Jonah argues that many political “reforms” of recent decades backfired. There certainly are folks who agree, starting with Jonathan Rauch.
One of Jonah’s claims, that “Campaign finance reform was a disaster,” is probably correct. But if you don’t put up any barriers to individuals buying elections, you end up with a two-party system where the two parties are George Soros and Peter Thiel.
That leads to my own “against the crowd” idea: change the tax status of all contributions to non-profits, including political contributions.

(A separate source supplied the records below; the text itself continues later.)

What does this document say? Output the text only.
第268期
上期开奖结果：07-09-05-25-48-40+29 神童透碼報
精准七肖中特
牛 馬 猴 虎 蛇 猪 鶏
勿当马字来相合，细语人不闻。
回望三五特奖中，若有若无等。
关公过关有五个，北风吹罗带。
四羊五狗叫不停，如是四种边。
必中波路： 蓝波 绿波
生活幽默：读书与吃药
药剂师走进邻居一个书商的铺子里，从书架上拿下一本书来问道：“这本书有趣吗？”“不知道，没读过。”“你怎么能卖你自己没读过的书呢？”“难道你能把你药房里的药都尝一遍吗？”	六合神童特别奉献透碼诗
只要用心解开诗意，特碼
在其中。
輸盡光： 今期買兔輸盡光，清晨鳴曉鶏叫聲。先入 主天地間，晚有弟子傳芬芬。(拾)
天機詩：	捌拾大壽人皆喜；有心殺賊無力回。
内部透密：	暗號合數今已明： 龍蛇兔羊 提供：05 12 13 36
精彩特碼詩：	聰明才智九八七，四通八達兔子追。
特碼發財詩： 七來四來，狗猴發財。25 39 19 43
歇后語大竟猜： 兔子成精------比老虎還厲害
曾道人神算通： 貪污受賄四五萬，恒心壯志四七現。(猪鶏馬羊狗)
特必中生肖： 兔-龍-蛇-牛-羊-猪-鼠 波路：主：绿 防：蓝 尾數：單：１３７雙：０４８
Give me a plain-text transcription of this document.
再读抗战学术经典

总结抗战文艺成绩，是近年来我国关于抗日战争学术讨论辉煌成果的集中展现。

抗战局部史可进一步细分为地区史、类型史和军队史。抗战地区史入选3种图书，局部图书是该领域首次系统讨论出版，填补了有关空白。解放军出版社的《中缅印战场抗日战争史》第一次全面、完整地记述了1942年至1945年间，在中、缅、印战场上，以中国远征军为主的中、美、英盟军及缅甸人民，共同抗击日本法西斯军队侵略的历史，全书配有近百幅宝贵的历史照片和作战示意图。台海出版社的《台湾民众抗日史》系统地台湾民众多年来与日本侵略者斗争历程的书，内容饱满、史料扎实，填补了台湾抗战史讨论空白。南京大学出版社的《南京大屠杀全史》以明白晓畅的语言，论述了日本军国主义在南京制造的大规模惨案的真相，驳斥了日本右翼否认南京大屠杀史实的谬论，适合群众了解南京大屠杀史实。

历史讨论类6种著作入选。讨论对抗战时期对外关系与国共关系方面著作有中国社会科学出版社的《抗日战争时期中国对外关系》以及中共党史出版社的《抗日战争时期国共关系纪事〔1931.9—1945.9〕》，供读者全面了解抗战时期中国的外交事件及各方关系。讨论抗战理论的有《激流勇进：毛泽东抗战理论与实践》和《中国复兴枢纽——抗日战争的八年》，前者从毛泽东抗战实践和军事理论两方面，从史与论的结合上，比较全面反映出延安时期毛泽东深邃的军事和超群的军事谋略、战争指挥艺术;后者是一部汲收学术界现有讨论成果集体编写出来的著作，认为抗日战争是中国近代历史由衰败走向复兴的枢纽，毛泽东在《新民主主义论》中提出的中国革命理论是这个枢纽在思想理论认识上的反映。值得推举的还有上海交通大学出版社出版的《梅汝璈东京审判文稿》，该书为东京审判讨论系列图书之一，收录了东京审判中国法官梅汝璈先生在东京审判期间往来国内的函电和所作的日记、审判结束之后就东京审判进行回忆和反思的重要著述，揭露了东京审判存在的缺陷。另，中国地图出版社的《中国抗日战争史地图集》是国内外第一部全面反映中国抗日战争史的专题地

For example, you could allow individuals to deduct contributions from their income, as they do now, but only up to a limit of, say $20,000 in contributions per year per taxpayer. And I would go further. I would say that if your total contributions to non-profits in a year exceed $100,000, you pay additional taxes at a rate of 50 percent on those contributions. So if you give $300,000 to Harvard and make no other contributions, you get to deduct $20,000 from your income, but you pay an additional $100,000 (50 percent of($300,000 - $100,000)) in taxes. My goal is to expand the for-profit sector and shrink the non-profit sector.
Eliminate NFP altogether. We’d get used to no tax deductions. We had charities long before they needed their 501c3 status. Doubt it’ll happen, as foundations would be livid.
Richard Hanania had a great comment recently. "Conservative media and writers like Christopher Hitchens used to do glowing profiles of American soldiers who were motivated by the idea of bringing democracy to Iraq. Just a decade later, no American knows or cares whether Iraq is a democracy, and we don't even think of the country at all. It's quite sad."
I think that's one useful way to think about our intervention. Spending $2 trillion and thousands of American lives implies that this is something that is VERY important to our national interest or even to humanity as a whole. But I don't think anyone in America cares about Iraq and whether it is a democracy. I am reasonably well-versed in current events and geopolitics and I have no idea if it is a democracy. You could use that same logic for eg. Vietnam, Eastern Ukraine, etc. And I think you would still conclude that Taiwan and Israel are on one side of the equation and Vietnam, Afghanistan, Iraq, Ukraine are all on the other side.
I also think that campaign finance reform was a major mistake and that Citizens United was the wrong decision, but the first amendment issues are complicated.